Historic Mosquito Fleet commemorated in Olympia's alleys

Staff writerAugust 30, 2013 

The city of Olympia set sail this month with a project to reclaim five downtown alleyways as public spaces.

Each chosen alley is named after a steamship that cruised the waters of Puget Sound 100 years ago and more, paying frequent visits to Olympia long before Puget Sound communities were linked by highways.

Puget Sound was the maritime highway for mail, people and freight, and Olympia was the southernmost destination for what was named the Mosquito Fleet.

The name conveys an image of wood-burning, then diesel-burning, ships as thick as mosquitoes on the state’s inland marine waterway, as many as 2,500 vessels laboring from the 1860s to the 1930s.

Naming the alleys after steamships was the brainchild of local historian Roger Easton. It was one of the last projects he worked on prior to his death last year.

Fellow historian Ed Echtle, with the enthusiastic support of the Olympia Heritage Commission, Mayor Stephen Buxbaum and city staff, carried the project forward. Take a stroll downtown today and you will see the more than 30 crimson red signs mounted on downtown buildings at the entrance to alleys from State Avenue to the north, Capitol Way to the west, Legion Way to the south and as far east as Chestnut Street. Soon a handful of free-standing signs will be mounted on posts at alley entrances.

“The alley project helps people understand that the entire city is here today because of its connection to the water,” Echtle said. Promoting alleys as part of the urban landscape, and places for safe pedestrian and bicycle access, has been a pet project of Buxbaum’s since he took office in 2010.

“By giving our downtown alley’s historically significant names we can also use them to enhance awareness of our city’s history and spark people’s imagination about both the past and the future,” Buxbaum said.

One of the immediate goals of the historic alleyway project is to take back the alleys from those who use them to conduct drug deals, inject drugs and defecate in public. Merchants and citizens alike have complained long and hard about unsavory activity in downtown alleys.

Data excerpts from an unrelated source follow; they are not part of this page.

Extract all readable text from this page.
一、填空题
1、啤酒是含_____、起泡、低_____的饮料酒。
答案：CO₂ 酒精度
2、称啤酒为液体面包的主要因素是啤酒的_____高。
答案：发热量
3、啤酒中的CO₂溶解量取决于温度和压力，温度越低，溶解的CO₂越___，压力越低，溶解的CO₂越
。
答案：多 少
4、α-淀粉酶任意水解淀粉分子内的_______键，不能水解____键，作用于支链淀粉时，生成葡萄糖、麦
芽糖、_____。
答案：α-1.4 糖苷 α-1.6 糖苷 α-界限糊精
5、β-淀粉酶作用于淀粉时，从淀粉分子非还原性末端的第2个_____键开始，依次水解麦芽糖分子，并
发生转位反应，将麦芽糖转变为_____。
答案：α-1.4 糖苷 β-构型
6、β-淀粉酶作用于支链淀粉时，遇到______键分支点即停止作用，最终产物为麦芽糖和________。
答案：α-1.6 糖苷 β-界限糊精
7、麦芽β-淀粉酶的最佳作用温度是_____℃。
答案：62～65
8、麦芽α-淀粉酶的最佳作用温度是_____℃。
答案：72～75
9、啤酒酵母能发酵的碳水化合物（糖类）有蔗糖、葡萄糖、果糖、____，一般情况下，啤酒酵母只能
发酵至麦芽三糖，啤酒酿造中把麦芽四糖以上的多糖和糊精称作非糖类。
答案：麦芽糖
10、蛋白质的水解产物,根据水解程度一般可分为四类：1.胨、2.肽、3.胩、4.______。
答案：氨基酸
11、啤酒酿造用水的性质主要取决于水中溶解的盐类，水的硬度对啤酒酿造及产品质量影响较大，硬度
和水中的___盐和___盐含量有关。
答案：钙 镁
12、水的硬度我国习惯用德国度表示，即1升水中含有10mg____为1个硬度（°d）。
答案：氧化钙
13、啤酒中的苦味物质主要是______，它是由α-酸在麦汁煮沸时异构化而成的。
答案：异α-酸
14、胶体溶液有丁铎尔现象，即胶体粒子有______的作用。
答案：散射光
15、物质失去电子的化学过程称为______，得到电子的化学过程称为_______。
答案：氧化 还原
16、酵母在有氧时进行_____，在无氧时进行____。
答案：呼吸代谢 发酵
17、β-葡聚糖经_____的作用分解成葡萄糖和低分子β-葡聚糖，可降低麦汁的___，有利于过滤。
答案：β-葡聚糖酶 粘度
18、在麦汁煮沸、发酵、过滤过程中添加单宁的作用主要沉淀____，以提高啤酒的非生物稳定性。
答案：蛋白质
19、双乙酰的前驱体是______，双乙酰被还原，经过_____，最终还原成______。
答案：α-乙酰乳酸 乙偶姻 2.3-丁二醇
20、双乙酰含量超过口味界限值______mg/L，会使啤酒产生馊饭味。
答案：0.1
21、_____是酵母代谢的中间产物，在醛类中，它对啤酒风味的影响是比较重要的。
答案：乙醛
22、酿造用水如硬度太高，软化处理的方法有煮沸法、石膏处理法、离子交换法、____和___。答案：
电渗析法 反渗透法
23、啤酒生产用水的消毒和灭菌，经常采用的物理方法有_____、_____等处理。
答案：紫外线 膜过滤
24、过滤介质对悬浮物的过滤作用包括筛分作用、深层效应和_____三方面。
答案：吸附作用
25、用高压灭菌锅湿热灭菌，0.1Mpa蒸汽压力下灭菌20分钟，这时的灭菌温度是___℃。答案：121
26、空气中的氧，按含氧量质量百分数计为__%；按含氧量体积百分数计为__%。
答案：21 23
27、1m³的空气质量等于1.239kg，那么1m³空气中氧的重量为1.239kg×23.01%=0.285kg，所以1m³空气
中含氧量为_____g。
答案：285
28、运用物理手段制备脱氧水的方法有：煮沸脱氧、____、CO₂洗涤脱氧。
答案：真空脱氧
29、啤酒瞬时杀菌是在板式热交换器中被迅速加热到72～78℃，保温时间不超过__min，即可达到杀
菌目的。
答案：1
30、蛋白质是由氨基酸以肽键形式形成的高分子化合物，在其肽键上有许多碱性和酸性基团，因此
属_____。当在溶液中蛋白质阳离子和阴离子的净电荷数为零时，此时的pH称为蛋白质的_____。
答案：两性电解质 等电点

Look for lighting to be added to key alleys, and perhaps other alley improvements, although the size, cost and funding for future projects is unknown.

But Buxbaum and others can envision a day when these now barren, uninviting alleys are home to cafe and shop entrances, more mural art, pocket parks and places for booths and displays during special downtown events such as Arts Walk.

Here’s a look at the alley names borrowed from five historic steamships with strong Olympia connections.

n The SS Eliza Anderson was an early vintage side-wheeler that monopolized the route from Olympia to the British colony of Victoria in the 1860s.

A 13-year-old black slave, Charlie Mitchell, from Olympia, stowed away on the vessel and found freedom in Victoria in 1860. The ship was abandoned in Alaska in 1898 after a Klondike Gold Rush voyage.

A five-block alley between State and Fourth avenues is named after the ship.

n The SS TJ Potter was launched in Portland in 1888, and gained a reputation as a swift and luxurious steamboat. It served Puget Sound for much of its life and reportedly made a run in record time from Tacoma to Seattle — 82 minutes. It eventually returned to the Columbia River and was abandoned in Astoria in 1921.

The three-block alley named after the side-wheeler runs from Capitol Way to Adams Street south of Fourth Avenue.

n The SS Bailey Gatzert was a stern-wheeler built in Ballard in 1890 and placed initially on the Olympia-Tacoma-Seattle run. She was named after Seattle’s eighth mayor and first Jewish mayor.

The Bailey Gatzert alley is just one block long, but connects the front of the Washington Center for the Performing Arts to Capitol Way. Pedestrian traffic is commonplace in this alley, especially before and after an arts center performance.

n The SS Fleetwood was another fleet steamship best known in Olympia for delivering Olympia firefighters and fire equipment to Seattle to help combat that city’s catastrophic fire in 1889.

In a talk at the Olympia Timberland Library Wednesday night, Echtle said the dispatch of Olympia aid to the Seattle fire may have helped secure Seattle’s critical vote to keep the capitol in Olympia when the territory gained statehood in November 1889.

The Fleetwood alley runs three blocks from State Avenue to Legion Way behind Washington Street.

n The SS Messenger made three round trips weekly between Olympia and Seattle in the 1870s. She caught fire and sank in Commencement Bay in 1894, a stark example of the danger inherent in steam-producing fires on board a wooden boat.

The Messenger alley runs three blocks north from State Avenue to Legion Way between Jefferson and Adams streets. Check out the signs and alleys and support Olympia in its effort to connect to its maritime past while restoring downtown public space.